Apennins  was a department of the First French Empire of 1805-1814 in present-day Italy. Named after the Apennine Mountains, it originated on 6 June 1805, after France had directly annexed the Ligurian Republic (formerly the Republic of Genoa) on 4 June 1805. Its capital was Chiavari.

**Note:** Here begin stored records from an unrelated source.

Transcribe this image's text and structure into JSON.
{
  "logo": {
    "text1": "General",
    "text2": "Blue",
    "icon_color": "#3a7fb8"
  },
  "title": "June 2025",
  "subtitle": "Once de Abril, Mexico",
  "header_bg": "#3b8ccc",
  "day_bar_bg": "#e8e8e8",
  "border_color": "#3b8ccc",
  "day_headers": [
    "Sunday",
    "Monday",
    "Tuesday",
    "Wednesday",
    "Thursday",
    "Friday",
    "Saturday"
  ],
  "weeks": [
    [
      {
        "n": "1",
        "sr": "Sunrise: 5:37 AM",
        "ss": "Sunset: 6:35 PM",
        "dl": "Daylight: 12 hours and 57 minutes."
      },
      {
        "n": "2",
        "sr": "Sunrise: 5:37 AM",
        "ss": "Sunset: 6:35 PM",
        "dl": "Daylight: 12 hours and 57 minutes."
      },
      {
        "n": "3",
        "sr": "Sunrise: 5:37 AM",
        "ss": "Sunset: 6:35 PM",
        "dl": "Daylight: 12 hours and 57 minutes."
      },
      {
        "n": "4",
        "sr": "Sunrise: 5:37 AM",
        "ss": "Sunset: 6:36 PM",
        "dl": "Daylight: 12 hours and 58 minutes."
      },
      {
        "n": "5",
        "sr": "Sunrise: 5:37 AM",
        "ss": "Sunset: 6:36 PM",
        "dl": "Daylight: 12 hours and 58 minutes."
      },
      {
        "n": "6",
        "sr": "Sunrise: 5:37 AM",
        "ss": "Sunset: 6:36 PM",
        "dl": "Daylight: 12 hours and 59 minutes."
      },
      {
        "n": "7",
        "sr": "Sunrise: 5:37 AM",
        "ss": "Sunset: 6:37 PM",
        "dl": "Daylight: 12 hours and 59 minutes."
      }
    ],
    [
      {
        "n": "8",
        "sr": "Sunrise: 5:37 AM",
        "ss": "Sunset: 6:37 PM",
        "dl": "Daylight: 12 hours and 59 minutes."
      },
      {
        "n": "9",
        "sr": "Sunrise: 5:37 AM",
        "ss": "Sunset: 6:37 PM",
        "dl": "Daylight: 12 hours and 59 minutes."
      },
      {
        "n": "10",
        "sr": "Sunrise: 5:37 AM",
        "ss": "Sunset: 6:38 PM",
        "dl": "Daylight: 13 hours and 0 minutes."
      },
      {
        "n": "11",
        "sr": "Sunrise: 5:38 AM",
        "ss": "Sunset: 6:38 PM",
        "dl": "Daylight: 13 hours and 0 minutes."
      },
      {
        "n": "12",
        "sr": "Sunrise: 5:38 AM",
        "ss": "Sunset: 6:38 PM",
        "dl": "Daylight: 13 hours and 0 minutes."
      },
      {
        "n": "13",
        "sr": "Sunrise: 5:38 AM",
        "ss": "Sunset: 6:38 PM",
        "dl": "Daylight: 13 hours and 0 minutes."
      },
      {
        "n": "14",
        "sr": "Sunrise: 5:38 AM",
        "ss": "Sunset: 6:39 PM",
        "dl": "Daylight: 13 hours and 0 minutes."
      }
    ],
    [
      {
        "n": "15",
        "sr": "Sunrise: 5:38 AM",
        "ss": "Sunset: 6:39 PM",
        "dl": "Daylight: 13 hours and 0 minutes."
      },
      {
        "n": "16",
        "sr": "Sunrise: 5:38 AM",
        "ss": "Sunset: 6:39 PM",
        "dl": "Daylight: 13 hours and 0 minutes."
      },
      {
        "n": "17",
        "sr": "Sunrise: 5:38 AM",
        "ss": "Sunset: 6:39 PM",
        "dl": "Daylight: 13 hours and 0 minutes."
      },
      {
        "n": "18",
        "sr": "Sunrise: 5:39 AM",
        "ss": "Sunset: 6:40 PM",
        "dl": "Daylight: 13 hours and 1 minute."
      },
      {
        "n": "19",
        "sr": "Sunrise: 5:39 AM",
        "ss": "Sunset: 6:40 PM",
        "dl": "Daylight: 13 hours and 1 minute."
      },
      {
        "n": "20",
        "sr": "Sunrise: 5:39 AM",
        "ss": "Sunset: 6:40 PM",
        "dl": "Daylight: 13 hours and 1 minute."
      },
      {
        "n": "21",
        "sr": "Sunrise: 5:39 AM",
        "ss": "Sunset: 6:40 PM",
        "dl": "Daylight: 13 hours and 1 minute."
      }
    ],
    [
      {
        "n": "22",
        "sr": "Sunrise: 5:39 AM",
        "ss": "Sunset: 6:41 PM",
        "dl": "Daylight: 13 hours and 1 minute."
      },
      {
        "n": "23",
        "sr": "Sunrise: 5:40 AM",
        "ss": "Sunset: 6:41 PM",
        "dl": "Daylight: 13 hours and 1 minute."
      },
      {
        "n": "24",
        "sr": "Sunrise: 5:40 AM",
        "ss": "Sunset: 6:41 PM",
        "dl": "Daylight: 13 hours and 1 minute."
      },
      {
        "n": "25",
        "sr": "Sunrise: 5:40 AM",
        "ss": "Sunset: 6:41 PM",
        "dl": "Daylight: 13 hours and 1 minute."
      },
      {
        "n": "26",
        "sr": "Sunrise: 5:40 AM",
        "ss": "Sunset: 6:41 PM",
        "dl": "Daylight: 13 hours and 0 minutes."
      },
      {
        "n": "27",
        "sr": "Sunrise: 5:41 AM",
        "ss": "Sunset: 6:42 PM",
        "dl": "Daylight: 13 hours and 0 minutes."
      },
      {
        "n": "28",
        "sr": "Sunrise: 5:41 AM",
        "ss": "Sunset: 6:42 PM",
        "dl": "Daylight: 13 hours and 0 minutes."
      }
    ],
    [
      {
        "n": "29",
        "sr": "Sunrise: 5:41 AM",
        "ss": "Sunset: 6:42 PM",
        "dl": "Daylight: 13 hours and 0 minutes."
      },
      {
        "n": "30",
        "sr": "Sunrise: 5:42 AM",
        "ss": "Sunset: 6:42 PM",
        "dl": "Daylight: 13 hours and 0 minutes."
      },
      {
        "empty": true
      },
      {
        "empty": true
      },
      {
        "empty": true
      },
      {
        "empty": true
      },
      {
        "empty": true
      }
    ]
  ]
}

Disbanded after the defeat of Napoleon in 1814, the department again became part of the briefly restored Ligurian Republic, but the Congress of Vienna awarded the old territory of Genoa to the Kingdom of Sardinia (December 1814).  the area of the former département forms parts of the Italian provinces of Genoa, La Spezia, Massa-Carrara and Parma.

Subdivisions
The department was subdivided into the following arrondissements and cantons (situation in 1812):

 Chiavari, cantons: Chiavari, Borzonasca, Lavagna, Moconesi, Rapallo, Santo Stefano d'Aveto, Sestri Levante and Varese Ligure.
 Pontremoli, cantons: Pontremoli, Bagnone, Berceto, Borgo Val di Taro, Compiano, Filattiera, Groppoli and Terrarossa.
 Sarzana, cantons: Sarzana, Albiano, Calice al Cornoviglio, Fivizzano, Sesta Godano, La Spezia, Lerici, Levanto and Vezzano Ligure.

Its population in 1812 was 213,465, and its area was 416,000 hectares.